7. Write a function `filter` that expects two arguments. The second argument will be a sequence `xs` with elements of some type *t*, for example numbers. The first argument will be a function `p` that itself expects arguments of type *t* and returns `'true` or `'false`. What `filter` should return is a sequence that contains exactly those members of `xs` for which `p` returned `'true`. For example, helping ourself to a function `odd?` that works as you'd expect:
filter (odd?, [11, 12, 13, 14]) # evaluates to [11, 13]
filter (odd?, [11]) # evaluates to [11]
filter (odd?, [12, 14]) # evaluates to []
8. Write a function `partition` that expects two arguments, in the same form as `filter`, but this time evaluates to a pair of results. It works like this:
partition (odd?, [11, 12, 13, 14]) # evaluates to ([11, 13], [12, 14])
partition (odd?, [11]) # evaluates to ([11], [])
partition (odd?, [12, 14]) # evaluates to ([], [12, 14])

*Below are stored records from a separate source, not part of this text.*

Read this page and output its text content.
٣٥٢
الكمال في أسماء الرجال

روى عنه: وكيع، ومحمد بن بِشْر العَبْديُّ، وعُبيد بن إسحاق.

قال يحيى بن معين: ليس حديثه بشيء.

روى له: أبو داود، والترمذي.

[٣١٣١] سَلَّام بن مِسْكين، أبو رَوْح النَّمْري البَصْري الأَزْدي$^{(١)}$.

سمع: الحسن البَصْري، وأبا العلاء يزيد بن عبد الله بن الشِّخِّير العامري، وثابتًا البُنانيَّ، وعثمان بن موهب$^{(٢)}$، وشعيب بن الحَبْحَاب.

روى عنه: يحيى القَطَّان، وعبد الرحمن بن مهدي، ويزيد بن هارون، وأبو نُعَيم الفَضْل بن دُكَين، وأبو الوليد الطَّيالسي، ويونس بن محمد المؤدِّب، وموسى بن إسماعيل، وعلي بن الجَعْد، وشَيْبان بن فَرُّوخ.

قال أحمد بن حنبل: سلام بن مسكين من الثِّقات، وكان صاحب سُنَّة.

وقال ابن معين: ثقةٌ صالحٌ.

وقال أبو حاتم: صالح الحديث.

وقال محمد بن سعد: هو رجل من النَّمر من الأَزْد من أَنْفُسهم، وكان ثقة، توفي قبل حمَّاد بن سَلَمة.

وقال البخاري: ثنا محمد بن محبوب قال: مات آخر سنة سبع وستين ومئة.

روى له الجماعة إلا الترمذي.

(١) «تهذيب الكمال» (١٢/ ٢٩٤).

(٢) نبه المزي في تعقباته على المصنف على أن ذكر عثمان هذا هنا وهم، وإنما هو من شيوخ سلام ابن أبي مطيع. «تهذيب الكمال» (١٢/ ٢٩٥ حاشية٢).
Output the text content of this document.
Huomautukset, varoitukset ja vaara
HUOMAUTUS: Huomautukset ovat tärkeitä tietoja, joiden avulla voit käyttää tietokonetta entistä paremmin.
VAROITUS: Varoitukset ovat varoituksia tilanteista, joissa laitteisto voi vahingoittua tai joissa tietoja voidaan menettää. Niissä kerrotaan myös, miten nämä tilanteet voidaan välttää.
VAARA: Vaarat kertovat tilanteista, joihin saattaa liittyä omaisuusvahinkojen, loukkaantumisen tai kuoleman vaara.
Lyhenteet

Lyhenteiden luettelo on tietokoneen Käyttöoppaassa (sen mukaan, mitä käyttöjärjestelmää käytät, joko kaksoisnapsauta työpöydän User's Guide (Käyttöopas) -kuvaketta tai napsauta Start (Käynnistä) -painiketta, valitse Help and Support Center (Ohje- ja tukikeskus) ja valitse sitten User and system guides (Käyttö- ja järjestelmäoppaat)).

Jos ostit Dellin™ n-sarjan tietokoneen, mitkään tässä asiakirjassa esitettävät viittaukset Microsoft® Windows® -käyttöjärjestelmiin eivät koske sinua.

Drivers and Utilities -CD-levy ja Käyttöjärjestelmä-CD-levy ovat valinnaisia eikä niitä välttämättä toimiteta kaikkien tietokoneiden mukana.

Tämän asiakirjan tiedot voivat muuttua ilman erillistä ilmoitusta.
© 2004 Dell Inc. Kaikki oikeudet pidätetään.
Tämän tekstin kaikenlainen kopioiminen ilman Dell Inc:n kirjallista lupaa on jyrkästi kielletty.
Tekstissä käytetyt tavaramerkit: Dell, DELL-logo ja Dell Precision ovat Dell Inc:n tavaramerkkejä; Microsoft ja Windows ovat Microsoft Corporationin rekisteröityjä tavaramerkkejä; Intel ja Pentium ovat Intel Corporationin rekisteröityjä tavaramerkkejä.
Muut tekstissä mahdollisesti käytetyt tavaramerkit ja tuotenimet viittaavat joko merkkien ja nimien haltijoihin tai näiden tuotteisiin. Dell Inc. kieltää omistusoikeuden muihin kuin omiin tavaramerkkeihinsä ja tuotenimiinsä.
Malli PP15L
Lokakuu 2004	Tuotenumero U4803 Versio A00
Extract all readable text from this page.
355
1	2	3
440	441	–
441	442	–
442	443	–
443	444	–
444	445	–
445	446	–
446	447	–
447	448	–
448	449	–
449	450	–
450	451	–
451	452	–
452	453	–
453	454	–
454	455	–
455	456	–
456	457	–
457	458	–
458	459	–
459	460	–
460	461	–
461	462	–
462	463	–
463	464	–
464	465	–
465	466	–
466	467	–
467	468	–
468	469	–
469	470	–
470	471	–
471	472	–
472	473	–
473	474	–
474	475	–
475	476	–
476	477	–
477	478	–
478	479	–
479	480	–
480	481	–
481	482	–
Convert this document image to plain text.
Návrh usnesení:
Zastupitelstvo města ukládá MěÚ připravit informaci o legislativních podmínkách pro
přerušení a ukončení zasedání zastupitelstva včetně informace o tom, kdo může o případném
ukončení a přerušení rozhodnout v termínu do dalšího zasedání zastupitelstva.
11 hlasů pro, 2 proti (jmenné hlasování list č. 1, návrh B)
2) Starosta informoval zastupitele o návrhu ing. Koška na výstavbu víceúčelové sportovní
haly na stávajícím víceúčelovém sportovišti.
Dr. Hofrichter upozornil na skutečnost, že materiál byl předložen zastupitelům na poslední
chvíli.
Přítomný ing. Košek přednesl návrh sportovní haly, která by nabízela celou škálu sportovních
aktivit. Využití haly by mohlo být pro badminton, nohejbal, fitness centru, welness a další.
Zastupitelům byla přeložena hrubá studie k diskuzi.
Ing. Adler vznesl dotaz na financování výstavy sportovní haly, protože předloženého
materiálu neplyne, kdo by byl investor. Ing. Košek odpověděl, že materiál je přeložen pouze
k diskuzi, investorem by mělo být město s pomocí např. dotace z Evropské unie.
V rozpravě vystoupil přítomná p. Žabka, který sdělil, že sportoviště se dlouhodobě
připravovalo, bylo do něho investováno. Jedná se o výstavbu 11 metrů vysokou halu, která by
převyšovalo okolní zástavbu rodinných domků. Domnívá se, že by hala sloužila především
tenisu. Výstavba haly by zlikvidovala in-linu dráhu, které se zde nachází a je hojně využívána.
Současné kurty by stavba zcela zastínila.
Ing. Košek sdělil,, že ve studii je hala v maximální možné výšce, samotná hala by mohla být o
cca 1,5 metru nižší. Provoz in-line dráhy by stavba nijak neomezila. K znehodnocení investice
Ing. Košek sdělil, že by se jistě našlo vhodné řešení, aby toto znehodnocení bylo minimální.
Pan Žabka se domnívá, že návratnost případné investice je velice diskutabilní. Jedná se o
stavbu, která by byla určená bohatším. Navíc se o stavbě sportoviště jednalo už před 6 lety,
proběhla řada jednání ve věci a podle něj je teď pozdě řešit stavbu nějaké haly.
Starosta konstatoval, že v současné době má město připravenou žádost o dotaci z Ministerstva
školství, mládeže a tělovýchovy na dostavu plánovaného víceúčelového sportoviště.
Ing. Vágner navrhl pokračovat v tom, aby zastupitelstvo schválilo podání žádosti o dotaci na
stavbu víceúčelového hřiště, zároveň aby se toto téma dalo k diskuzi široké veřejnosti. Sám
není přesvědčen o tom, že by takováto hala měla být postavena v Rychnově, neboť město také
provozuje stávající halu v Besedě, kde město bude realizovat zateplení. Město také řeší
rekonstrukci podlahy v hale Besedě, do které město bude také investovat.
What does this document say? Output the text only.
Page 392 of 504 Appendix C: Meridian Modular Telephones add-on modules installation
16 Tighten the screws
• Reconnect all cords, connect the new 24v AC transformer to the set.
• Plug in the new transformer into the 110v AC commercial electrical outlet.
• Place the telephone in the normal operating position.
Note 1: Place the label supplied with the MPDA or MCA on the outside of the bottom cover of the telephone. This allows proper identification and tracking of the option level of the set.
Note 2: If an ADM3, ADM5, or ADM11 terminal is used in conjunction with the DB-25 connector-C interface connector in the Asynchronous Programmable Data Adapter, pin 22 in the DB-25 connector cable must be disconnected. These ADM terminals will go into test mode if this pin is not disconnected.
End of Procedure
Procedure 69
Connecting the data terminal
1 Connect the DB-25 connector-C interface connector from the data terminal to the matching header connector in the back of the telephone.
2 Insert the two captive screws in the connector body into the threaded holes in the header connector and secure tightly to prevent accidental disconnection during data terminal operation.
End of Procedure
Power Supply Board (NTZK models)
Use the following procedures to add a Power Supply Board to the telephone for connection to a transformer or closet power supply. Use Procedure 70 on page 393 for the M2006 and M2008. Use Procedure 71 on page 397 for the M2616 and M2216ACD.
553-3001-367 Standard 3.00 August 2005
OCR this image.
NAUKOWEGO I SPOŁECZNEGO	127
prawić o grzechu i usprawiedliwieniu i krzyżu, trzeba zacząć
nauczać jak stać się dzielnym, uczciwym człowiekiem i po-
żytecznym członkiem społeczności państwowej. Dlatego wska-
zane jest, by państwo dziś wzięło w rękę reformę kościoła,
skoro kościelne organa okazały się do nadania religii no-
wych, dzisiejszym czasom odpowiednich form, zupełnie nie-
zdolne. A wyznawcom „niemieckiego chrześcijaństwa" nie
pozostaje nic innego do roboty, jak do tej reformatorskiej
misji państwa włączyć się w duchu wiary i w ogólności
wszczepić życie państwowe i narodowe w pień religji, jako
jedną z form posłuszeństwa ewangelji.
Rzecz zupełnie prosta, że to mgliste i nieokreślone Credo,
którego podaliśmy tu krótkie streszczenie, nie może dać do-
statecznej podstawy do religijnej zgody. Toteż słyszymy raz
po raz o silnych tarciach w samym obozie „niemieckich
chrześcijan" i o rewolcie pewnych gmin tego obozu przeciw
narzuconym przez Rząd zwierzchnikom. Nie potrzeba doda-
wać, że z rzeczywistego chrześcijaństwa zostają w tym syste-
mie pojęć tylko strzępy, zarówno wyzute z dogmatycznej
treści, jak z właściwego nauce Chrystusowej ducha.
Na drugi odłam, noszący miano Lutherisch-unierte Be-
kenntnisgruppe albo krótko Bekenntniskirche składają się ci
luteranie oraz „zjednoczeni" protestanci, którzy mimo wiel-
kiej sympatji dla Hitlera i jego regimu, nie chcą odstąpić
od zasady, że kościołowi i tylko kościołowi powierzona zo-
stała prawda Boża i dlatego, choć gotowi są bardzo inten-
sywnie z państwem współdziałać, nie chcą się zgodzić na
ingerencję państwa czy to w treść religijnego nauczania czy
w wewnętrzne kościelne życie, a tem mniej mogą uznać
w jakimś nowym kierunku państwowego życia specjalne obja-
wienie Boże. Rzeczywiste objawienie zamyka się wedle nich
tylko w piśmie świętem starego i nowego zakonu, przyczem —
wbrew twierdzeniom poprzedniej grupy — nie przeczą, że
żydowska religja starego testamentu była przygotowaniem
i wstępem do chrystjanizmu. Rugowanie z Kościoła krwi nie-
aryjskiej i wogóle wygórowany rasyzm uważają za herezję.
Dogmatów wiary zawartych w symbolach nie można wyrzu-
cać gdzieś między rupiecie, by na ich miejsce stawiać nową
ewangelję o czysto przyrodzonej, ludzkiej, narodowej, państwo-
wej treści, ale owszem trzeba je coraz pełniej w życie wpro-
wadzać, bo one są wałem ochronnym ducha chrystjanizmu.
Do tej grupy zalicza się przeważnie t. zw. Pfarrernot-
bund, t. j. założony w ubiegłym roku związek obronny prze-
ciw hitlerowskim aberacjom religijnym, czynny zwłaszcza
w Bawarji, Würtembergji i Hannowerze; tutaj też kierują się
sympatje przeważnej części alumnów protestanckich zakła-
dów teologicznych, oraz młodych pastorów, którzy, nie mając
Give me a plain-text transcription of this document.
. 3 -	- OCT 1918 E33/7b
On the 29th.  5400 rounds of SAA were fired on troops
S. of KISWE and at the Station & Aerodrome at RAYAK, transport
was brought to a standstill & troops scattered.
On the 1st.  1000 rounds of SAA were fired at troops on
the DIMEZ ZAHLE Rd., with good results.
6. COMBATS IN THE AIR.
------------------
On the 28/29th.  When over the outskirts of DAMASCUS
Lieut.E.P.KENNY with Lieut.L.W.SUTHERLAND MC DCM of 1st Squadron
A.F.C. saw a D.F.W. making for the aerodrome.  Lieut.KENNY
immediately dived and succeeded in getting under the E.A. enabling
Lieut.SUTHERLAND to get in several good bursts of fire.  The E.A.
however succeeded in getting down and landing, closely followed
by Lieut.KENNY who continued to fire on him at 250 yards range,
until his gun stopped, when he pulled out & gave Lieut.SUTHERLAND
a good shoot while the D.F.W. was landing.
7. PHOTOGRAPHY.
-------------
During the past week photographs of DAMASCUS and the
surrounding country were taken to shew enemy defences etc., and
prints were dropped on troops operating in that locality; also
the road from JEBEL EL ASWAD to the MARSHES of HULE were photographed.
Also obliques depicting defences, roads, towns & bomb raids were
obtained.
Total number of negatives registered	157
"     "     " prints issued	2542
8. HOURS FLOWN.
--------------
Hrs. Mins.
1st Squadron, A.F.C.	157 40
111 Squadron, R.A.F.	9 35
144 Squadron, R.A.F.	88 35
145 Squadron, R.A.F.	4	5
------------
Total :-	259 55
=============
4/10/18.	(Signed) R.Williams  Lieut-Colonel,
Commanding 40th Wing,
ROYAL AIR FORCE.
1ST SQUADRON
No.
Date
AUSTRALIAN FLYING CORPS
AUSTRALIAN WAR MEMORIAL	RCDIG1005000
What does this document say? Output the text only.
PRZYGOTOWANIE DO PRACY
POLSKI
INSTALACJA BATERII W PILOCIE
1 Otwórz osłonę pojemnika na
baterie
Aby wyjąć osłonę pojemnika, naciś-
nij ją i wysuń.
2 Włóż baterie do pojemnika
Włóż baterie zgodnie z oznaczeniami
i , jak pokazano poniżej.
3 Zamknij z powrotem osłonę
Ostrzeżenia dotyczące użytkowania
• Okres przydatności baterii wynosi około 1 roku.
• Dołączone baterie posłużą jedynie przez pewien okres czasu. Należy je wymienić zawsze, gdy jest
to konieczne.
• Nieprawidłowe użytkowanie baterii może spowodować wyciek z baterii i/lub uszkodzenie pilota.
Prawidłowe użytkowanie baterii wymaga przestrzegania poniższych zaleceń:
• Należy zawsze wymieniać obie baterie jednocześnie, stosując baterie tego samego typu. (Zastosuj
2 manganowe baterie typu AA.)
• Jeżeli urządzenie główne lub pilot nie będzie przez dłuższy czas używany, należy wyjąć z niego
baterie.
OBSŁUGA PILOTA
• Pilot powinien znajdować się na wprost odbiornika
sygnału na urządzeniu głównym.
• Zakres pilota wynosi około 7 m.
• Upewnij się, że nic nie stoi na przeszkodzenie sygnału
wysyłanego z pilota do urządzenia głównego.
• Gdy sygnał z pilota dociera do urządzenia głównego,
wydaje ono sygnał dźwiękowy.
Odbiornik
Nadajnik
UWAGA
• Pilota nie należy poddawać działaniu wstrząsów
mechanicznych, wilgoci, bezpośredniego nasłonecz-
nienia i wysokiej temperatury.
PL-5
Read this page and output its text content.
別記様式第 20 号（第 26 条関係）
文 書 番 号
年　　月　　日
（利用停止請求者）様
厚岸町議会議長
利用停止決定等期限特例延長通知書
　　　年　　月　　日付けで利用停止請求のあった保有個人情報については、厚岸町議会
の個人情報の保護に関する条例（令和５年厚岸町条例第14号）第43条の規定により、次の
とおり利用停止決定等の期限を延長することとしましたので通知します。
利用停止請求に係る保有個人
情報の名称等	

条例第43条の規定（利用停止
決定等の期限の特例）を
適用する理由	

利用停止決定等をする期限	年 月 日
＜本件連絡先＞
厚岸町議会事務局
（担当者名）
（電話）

9. Write a function `double` that expects one argument which is a sequence of numbers, and returns a sequence of the same length with the corresponding elements each being twice the value of the original element. For example:
double [10, 20, 30] # evaluates to [20, 40, 60]
double [] # evaluates to []
10. Write a function `map` that generalizes `double`. This function expects a pair of arguments, the second being a sequence `xs` with elements of some type *t*, for example numbers. The first argument will be a function `f` that itself expects arguments of type *t* and returns some type *t'* of result. What `map` should return is a sequence of the results, in the same order as the corresponding original elements. The result should be that we could say:
letrec
map match lambda (f, xs). FILL_IN_THIS_PART;
double match lambda xs. map ((lambda x. 2*x), xs)
in ...
11. Write a function `map2` that generalizes `map`. This function expects a triple of arguments: the first being a function `f` as for `map`, and the second and third being two sequences. In this case `f` is a function that expects *two* arguments, one from the first of the sequences and the other from the corresponding position in the other sequence. The result should behave like this:
map2 ((lambda (x,y). 10*x + y), [1, 2, 3], [4, 5, 6]) # evaluates to [14, 25, 36]
###Extra credit problems###
* In class I mentioned a function `&&` which occupied the position *between* its arguments, rather than coming before them (this is called an "infix" function). The way that it works is that `[1, 2, 3] && [4, 5]` evaluates to `[1, 2, 3, 4, 5]`. Define this function, making use of `letrec` and the simpler infix operation `&`.
* Write a function `unmap2` that is something like the inverse of `map2`. This function expects two arguments, the second being a sequence of elements of some type *t*. The first is a function `g` that expects a single argument of type *t* and returns a *pair* of results, rather than just one result. We want to collate these results, the first into one list, and the second into a different list. Then `unmap2` should return those two lists. Thus if:
g z1 # evaluates to [x1, y1]
g z2 # evaluates to [x2, y2]
g z3 # evaluates to [x3, y3]
Then `unmap2 (g, [z1, z2, z3])` should evaluate to `([x1, x2, x3], [y1, y2, y3])`.
* Write a function `takewhile` that expects a `p` argument like `filter`, and also a sequence. The result should behave like this:
takewhile ((lambda x. x < 10), [1, 2, 20, 4, 40]) # evaluates to [1, 2]
Note that we stop "taking" once we reach `20`, even though there are still later elements in the list that are less than `10`.
* Write a function `dropwhile` that expects a `p` argument like `filter`, and also a sequence. The result should behave like this:
dropwhile ((lambda x. x < 10), [1, 2, 20, 4, 40]) # evaluates to [20, 4, 40]
Note that we stop "dropping" once we reach `20`, even though there are still later elements in the list that are less than `10`.
* Write a function `reverse` that returns the reverse of a sequence. Thus, `reverse [1, 2, 3, 4]` should evaluate to `[4, 3, 2, 1]`.